As reprehensible as early campaigning may be, human rights and democracy defenders, press freedom advocates, political, economic, and social reformers, and everyone else aware of the desperate straits this country has fallen into and of the urgent need to rescue it from perdition should construct their own principled version of it in preparation for 2022.

If the politicians are already in the midst of their self-aggrandizing campaign for the 2022 elections, so can the citizenry make ready for it. What is needed is an information program to combat the lies of the mercenaries of disinformation who have made reasoned discourse almost impossible in this broken democracy. By educating the electorate into voting for those candidates who can put an end to the corruption and incompetence that have made this country the development laggard and the political and economic basket case of Southeast Asia, such a program can thwart the conspiracy to keep things as they are and even make them worse through disinformation.

To reach and truly benefit the majority, any information program requires the unwavering allegiance of responsible journalists to the imperatives of truth-telling and accuracy, to the investigative enterprise, to news analysis, and the interpretation of issues and events in behalf of the making of the informed citizenry democracy needs to survive and flourish. Some of this is already happening. Driven by the need to help their audiences navigate the turbulent waters of the Philippine crisis of information that has poisoned public discourse, the more perceptive among the country’s media practitioners have gone beyond merely reporting what this or that official source says. They consult experts in various fields, ordinary citizens, civic leaders and others, and provide background, context, and, in addition to the who, what, where, when, why and how of the news, also its meaning and implications on the people’s lives.

These practitioners have been truer to the ethical and professional standards of journalism than those whose claims to “objectivity” rest on merely repeating what the powerful say.

But they and other advocates of change and democratization must do more. In consultation and coordination with each other, they must also craft an agenda of government that as part of the information program can help reverse the poverty, corruption, abuse of power, and injustice that plague this country and its long-suffering people.

Such a plan can do two things: it can be the standard against which aspirants for public office can be measured, while at the same time being the shared advocacy of the various groups and individuals committed to the making of an alternative to the awful present.

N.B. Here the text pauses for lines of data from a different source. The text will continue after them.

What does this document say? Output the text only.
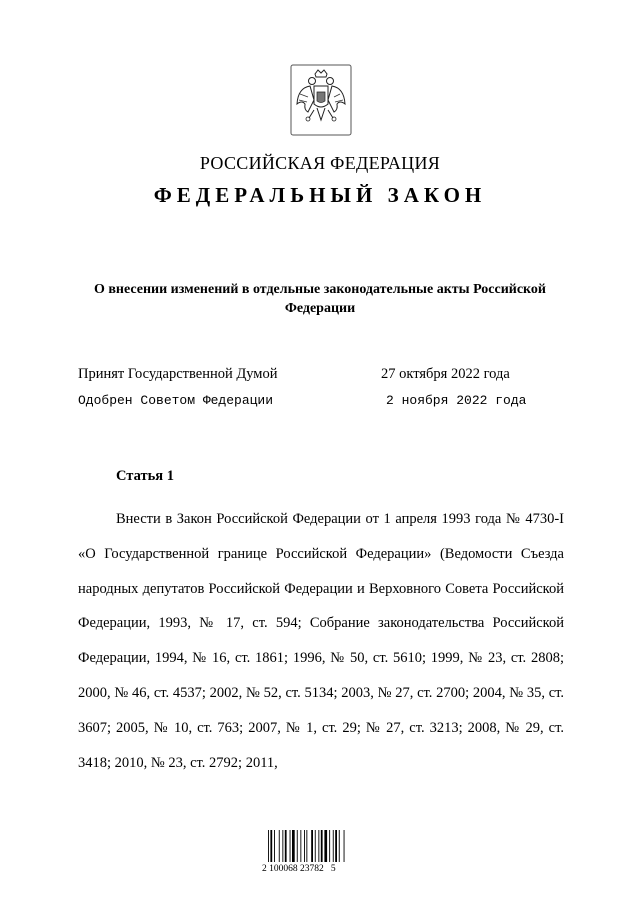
РОССИЙСКАЯ ФЕДЕРАЦИЯ
ФЕДЕРАЛЬНЫЙ ЗАКОН
О внесении изменений в отдельные законодательные акты Российской Федерации
Принят Государственной Думой	27 октября 2022 года
Одобрен Советом Федерации	2 ноября 2022 года
Статья 1
Внести в Закон Российской Федерации от 1 апреля 1993 года № 4730-I «О Государственной границе Российской Федерации» (Ведомости Съезда народных депутатов Российской Федерации и Верховного Совета Российской Федерации, 1993, № 17, ст. 594; Собрание законодательства Российской Федерации, 1994, № 16, ст. 1861; 1996, № 50, ст. 5610; 1999, № 23, ст. 2808; 2000, № 46, ст. 4537; 2002, № 52, ст. 5134; 2003, № 27, ст. 2700; 2004, № 35, ст. 3607; 2005, № 10, ст. 763; 2007, № 1, ст. 29; № 27, ст. 3213; 2008, № 29, ст. 3418; 2010, № 23, ст. 2792; 2011,
2 100068 23782   5
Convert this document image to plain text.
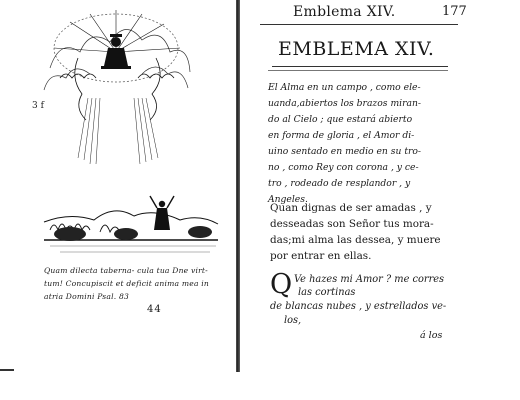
3 f
Quam dilecta taberna- cula tua Dne virt-
tum! Concupiscit et deficit anima mea in
atria Domini Psal. 83
44
Emblema XIV.	177
EMBLEMA XIV.
El Alma en un campo , como ele-
uanda,abiertos los brazos miran-
do al Cielo ; que estará abierto
en forma de gloria , el Amor di-
uino sentado en medio en su tro-
no , como Rey con corona , y ce-
tro , rodeado de resplandor , y
Angeles.
Quan dignas de ser amadas , y
desseadas son Señor tus mora-
das;mi alma las dessea, y muere
por entrar en ellas.
Q Ve hazes mi Amor ? me corres
las cortinas
de blancas nubes , y estrellados ve-
los,
á los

In the process, they can convince would-be candidates for the Presidency and Vice-Presidency, for the Senate and the House of Representatives, and for every other elective post to support and adopt it or parts of it as their own platform of government for 2022 and even beyond.

What the resistance to Spanish colonial rule, the American occupation, the Japanese invasion, and the Marcos kleptocracy demonstrates is that only critical citizen engagement can make the difference between enslavement and independence, stagnation and change. Active citizen involvement in the resolution of the country’s most pressing problems has never been more urgent than today, this time in the form of, among others, developing a program of government that the more knowledgeable and honest aspirants for public office can accept, adopt, and pledge to implement as part of an information drive that can make reasoned, fact-based discourse on public issues the rule rather than the exception.

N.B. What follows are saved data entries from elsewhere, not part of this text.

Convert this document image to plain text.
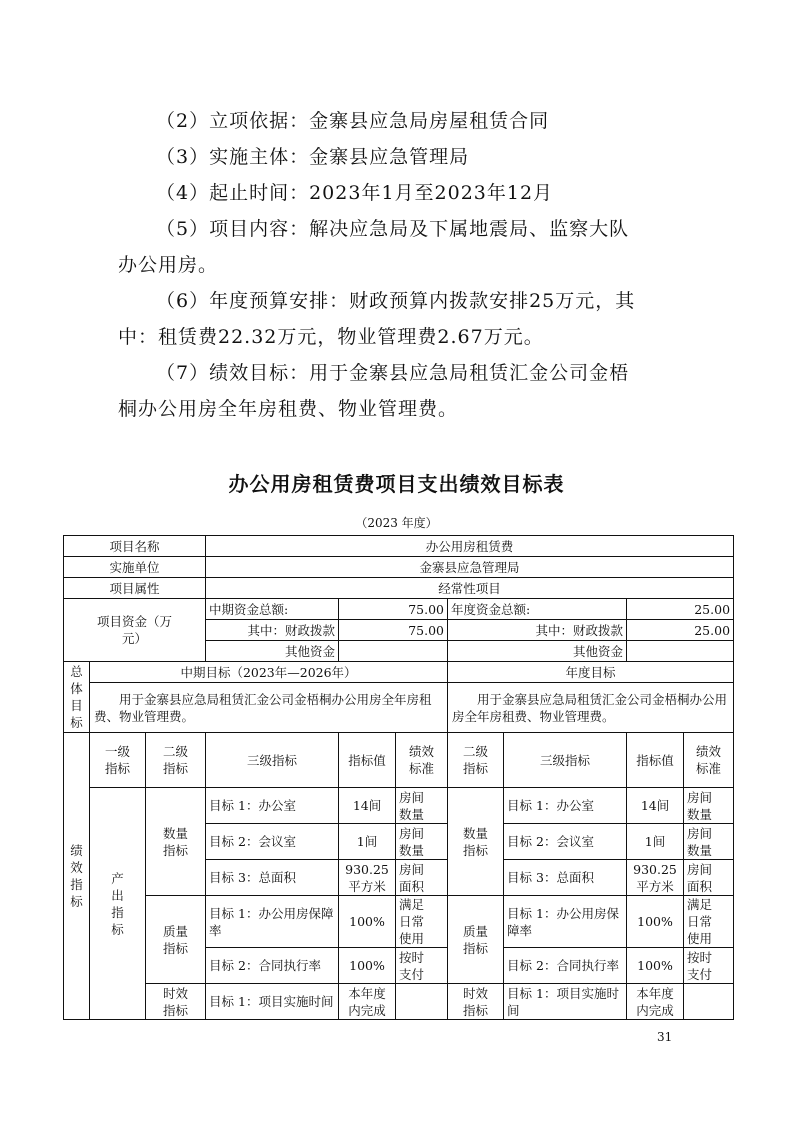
（2）立项依据：金寨县应急局房屋租赁合同
（3）实施主体：金寨县应急管理局
（4）起止时间：2023年1月至2023年12月
（5）项目内容：解决应急局及下属地震局、监察大队
办公用房。
（6）年度预算安排：财政预算内拨款安排25万元，其
中：租赁费22.32万元，物业管理费2.67万元。
（7）绩效目标：用于金寨县应急局租赁汇金公司金梧
桐办公用房全年房租费、物业管理费。
办公用房租赁费项目支出绩效目标表
（2023 年度）
项目名称			办公用房租赁费						
实施单位			金寨县应急管理局						
项目属性			经常性项目						

项目资金（万元）			中期资金总额:	75.00		年度资金总额:		25.00	
			其中：财政拨款	75.00		其中：财政拨款		25.00	
			其他资金			其他资金			

总体目标	中期目标（2023年—2026年）					年度目标			
	用于金寨县应急局租赁汇金公司金梧桐办公用房全年房租费、物业管理费。					用于金寨县应急局租赁汇金公司金梧桐办公用房全年房租费、物业管理费。			

绩效指标	一级指标	二级指标	三级指标	指标值	绩效标准	二级指标	三级指标	指标值	绩效标准

	产出指标	数量指标	目标 1：办公室	14间	房间数量	数量指标	目标 1：办公室	14间	房间数量

			目标 2：会议室	1间	房间数量		目标 2：会议室	1间	房间数量

			目标 3：总面积	930.25平方米	房间面积		目标 3：总面积	930.25平方米	房间面积

		质量指标	目标 1：办公用房保障率	100%	满足日常使用	质量指标	目标 1：办公用房保障率	100%	满足日常使用

			目标 2：合同执行率	100%	按时支付		目标 2：合同执行率	100%	按时支付

		时效指标	目标 1：项目实施时间	本年度内完成		时效指标	目标 1：项目实施时间	本年度内完成	

31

Without the informed participation of the stakeholders in governance, the 2022 elections could make the brazen despotism, the unremitting brutality, the shameless corruption and the gross incompetence that reign in officialdom permanent.

What passes for leadership in these isles of illusions will then condemn millions more to the poverty, hunger, and injustice that are already of epidemic proportions among vast segments of the population.

As uncertain and as bleak as the future of the Philippines has become under the rule of the political dynasties, its people can still make a better tomorrow possible. But that can happen only if they act today.